Insane fan theory posits Passengers secretly housed a good movie

Insane fan theory posits Passengers secretly housed a good movie

Despite it having been released less than a year ago, Passengers was a hyped, big-budget sci-fi romance starring Jennifer Lawrence and Chris Pratt that you probably don’t remember. It currently sits at a 31 percent not-so-fresh rating on Rotten Tomatoes and was widely considered a box office flop (though it fared better overseas).

The story is this: Jim (Chris Pratt) and Aurora (Jennifer Lawrence) are ensconced in hibernation pods on a 120-year journey to another planet. Jim’s pod malfunctions, waking him up 90 years too early, and after a year of wandering around alone he causes the same to happen to Aurora’s pod, thus allowing him to have a (beautiful, female) companion. It’s creepy by any measure, but the film’s approach to it is bizarre. Our take, which aligned with many others, was that “the effect of Passengers is to turn frothy sci-fi romance into an astonishingly retrograde statement on autonomy and consent, and to turn one of the most likable actors in Hollywood into a total fucking creep.”

The real problem, it seems, is the film’s first act, which strains itself to make Pratt’s Jim a good guy. A new video essay from Nerdwriter recognizes this, and asks what the film would look like if it were filtered through the POV of Lawrence’s Aurora. Unsurprisingly, it makes the movie a lot more interesting. (Spoilers below.)
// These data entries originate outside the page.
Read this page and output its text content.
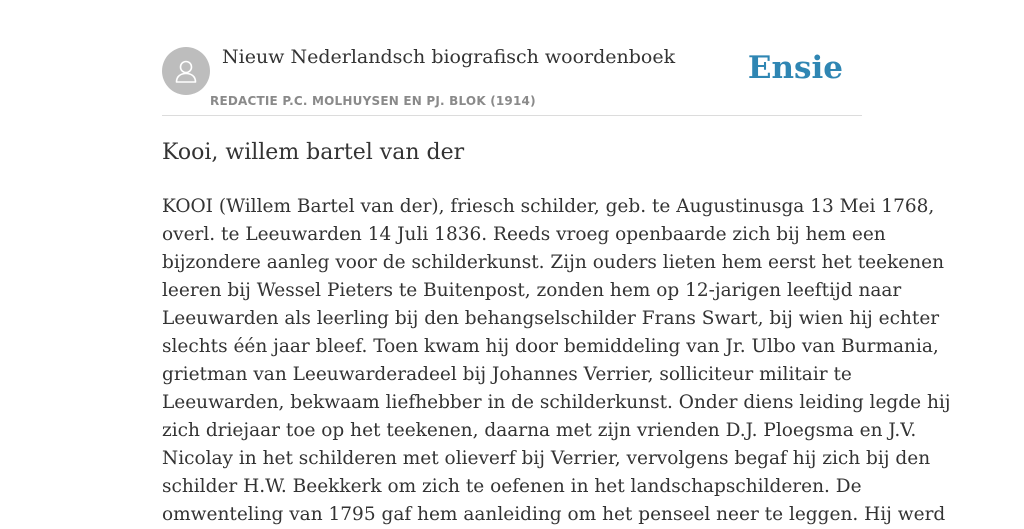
Nieuw Nederlandsch biografisch woordenboek
REDACTIE P.C. MOLHUYSEN EN PJ. BLOK (1914)
Ensie
Kooi, willem bartel van der

KOOI (Willem Bartel van der), friesch schilder, geb. te Augustinusga 13 Mei 1768,
overl. te Leeuwarden 14 Juli 1836. Reeds vroeg openbaarde zich bij hem een
bijzondere aanleg voor de schilderkunst. Zijn ouders lieten hem eerst het teekenen
leeren bij Wessel Pieters te Buitenpost, zonden hem op 12-jarigen leeftijd naar
Leeuwarden als leerling bij den behangselschilder Frans Swart, bij wien hij echter
slechts één jaar bleef. Toen kwam hij door bemiddeling van Jr. Ulbo van Burmania,
grietman van Leeuwarderadeel bij Johannes Verrier, solliciteur militair te
Leeuwarden, bekwaam liefhebber in de schilderkunst. Onder diens leiding legde hij
zich driejaar toe op het teekenen, daarna met zijn vrienden D.J. Ploegsma en J.V.
Nicolay in het schilderen met olieverf bij Verrier, vervolgens begaf hij zich bij den
schilder H.W. Beekkerk om zich te oefenen in het landschapschilderen. De
omwenteling van 1795 gaf hem aanleiding om het penseel neer te leggen. Hij werd
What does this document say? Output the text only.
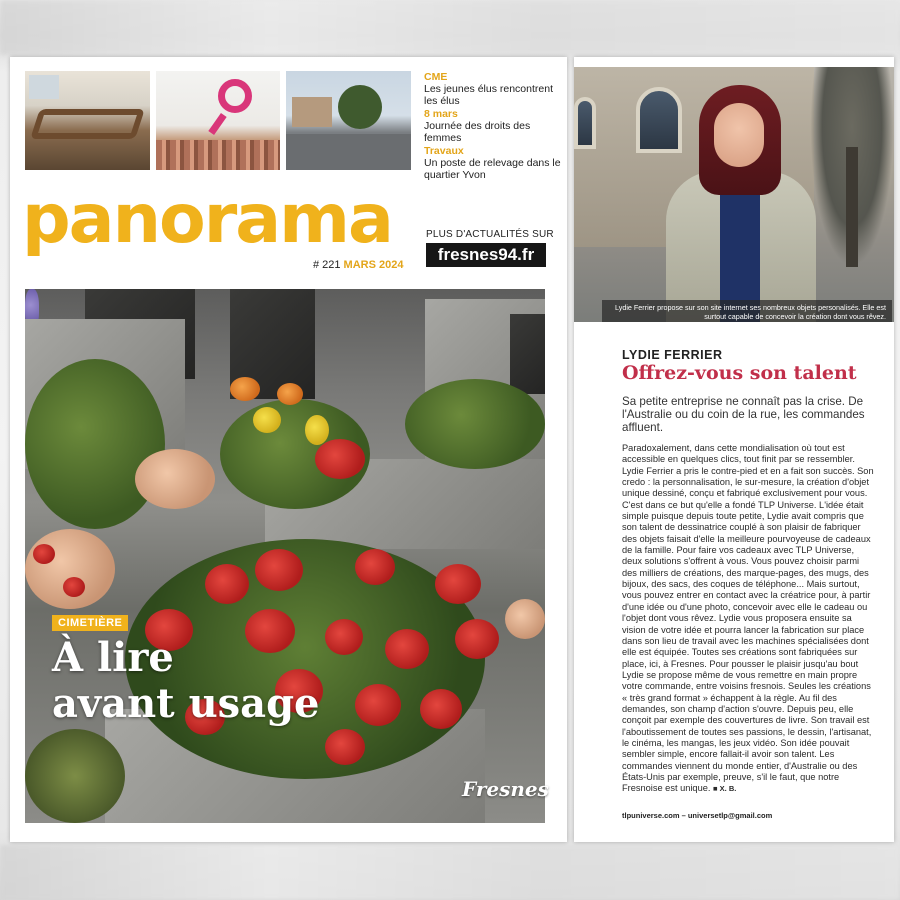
CME
Les jeunes élus rencontrent les élus
8 mars
Journée des droits des femmes
Travaux
Un poste de relevage dans le quartier Yvon
panorama	PLUS D'ACTUALITÉS SUR
fresnes94.fr
# 221 MARS 2024
CIMETIÈRE
À lire
avant usage
Fresnes
Lydie Ferrier propose sur son site internet ses nombreux objets personalisés. Elle est surtout capable de concevoir la création dont vous rêvez.
LYDIE FERRIER
Offrez-vous son talent
Sa petite entreprise ne connaît pas la crise. De l'Australie ou du coin de la rue, les commandes affluent.
Paradoxalement, dans cette mondialisation où tout est accessible en quelques clics, tout finit par se ressembler. Lydie Ferrier a pris le contre-pied et en a fait son succès. Son credo : la personnalisation, le sur-mesure, la création d'objet unique dessiné, conçu et fabriqué exclusivement pour vous. C'est dans ce but qu'elle a fondé TLP Universe. L'idée était simple puisque depuis toute petite, Lydie avait compris que son talent de dessinatrice couplé à son plaisir de fabriquer des objets faisait d'elle la meilleure pourvoyeuse de cadeaux de la famille. Pour faire vos cadeaux avec TLP Universe, deux solutions s'offrent à vous. Vous pouvez choisir parmi des milliers de créations, des marque-pages, des mugs, des bijoux, des sacs, des coques de téléphone... Mais surtout, vous pouvez entrer en contact avec la créatrice pour, à partir d'une idée ou d'une photo, concevoir avec elle le cadeau ou l'objet dont vous rêvez. Lydie vous proposera ensuite sa vision de votre idée et pourra lancer la fabrication sur place dans son lieu de travail avec les machines spécialisées dont elle est équipée. Toutes ses créations sont fabriquées sur place, ici, à Fresnes. Pour pousser le plaisir jusqu'au bout Lydie se propose même de vous remettre en main propre votre commande, entre voisins fresnois. Seules les créations « très grand format » échappent à la règle. Au fil des demandes, son champ d'action s'ouvre. Depuis peu, elle conçoit par exemple des couvertures de livre. Son travail est l'aboutissement de toutes ses passions, le dessin, l'artisanat, le cinéma, les mangas, les jeux vidéo. Son idée pouvait sembler simple, encore fallait-il avoir son talent. Les commandes viennent du monde entier, d'Australie ou des États-Unis par exemple, preuve, s'il le faut, que notre Fresnoise est unique. ■ X. B.
tlpuniverse.com – universetlp@gmail.com
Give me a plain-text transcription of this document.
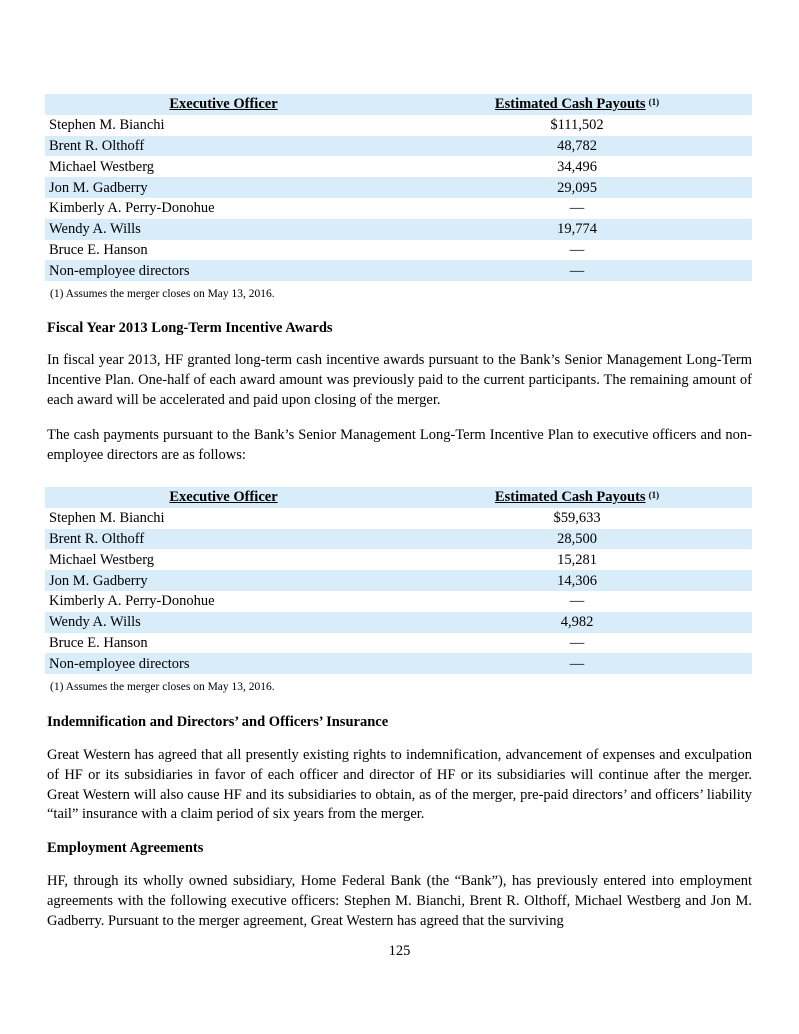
Executive Officer	Estimated Cash Payouts $^{(1)}$
Stephen M. Bianchi	$111,502
Brent R. Olthoff	48,782
Michael Westberg	34,496
Jon M. Gadberry	29,095
Kimberly A. Perry-Donohue	—
Wendy A. Wills	19,774
Bruce E. Hanson	—
Non-employee directors	—
(1) Assumes the merger closes on May 13, 2016.
Fiscal Year 2013 Long-Term Incentive Awards
In fiscal year 2013, HF granted long-term cash incentive awards pursuant to the Bank’s Senior Management Long-Term Incentive Plan. One-half of each award amount was previously paid to the current participants. The remaining amount of each award will be accelerated and paid upon closing of the merger.
The cash payments pursuant to the Bank’s Senior Management Long-Term Incentive Plan to executive officers and non-employee directors are as follows:
Executive Officer	Estimated Cash Payouts $^{(1)}$
Stephen M. Bianchi	$59,633
Brent R. Olthoff	28,500
Michael Westberg	15,281
Jon M. Gadberry	14,306
Kimberly A. Perry-Donohue	—
Wendy A. Wills	4,982
Bruce E. Hanson	—
Non-employee directors	—
(1) Assumes the merger closes on May 13, 2016.
Indemnification and Directors’ and Officers’ Insurance
Great Western has agreed that all presently existing rights to indemnification, advancement of expenses and exculpation of HF or its subsidiaries in favor of each officer and director of HF or its subsidiaries will continue after the merger. Great Western will also cause HF and its subsidiaries to obtain, as of the merger, pre-paid directors’ and officers’ liability “tail” insurance with a claim period of six years from the merger.
Employment Agreements
HF, through its wholly owned subsidiary, Home Federal Bank (the “Bank”), has previously entered into employment agreements with the following executive officers: Stephen M. Bianchi, Brent R. Olthoff, Michael Westberg and Jon M. Gadberry. Pursuant to the merger agreement, Great Western has agreed that the surviving
125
What if the film began when Aurora woke up? What if we, the audience, had no clue as to the intentions of Pratt’s Jim? Nerdwriter decided to find out, reediting the footage and discovering that it resulted in a film that was infinitely more engaging. “We don’t know whether to trust him or not, believe him or not,” he says, “and that makes the audience’s experience an active one in every moment.”

Of course, that doesn’t solve every issue, but it allows for an edifying exercise for any aspiring screenwriters out there. As Nerdwriter says, “You can learn as much from movies that don’t work as much as ones that do.”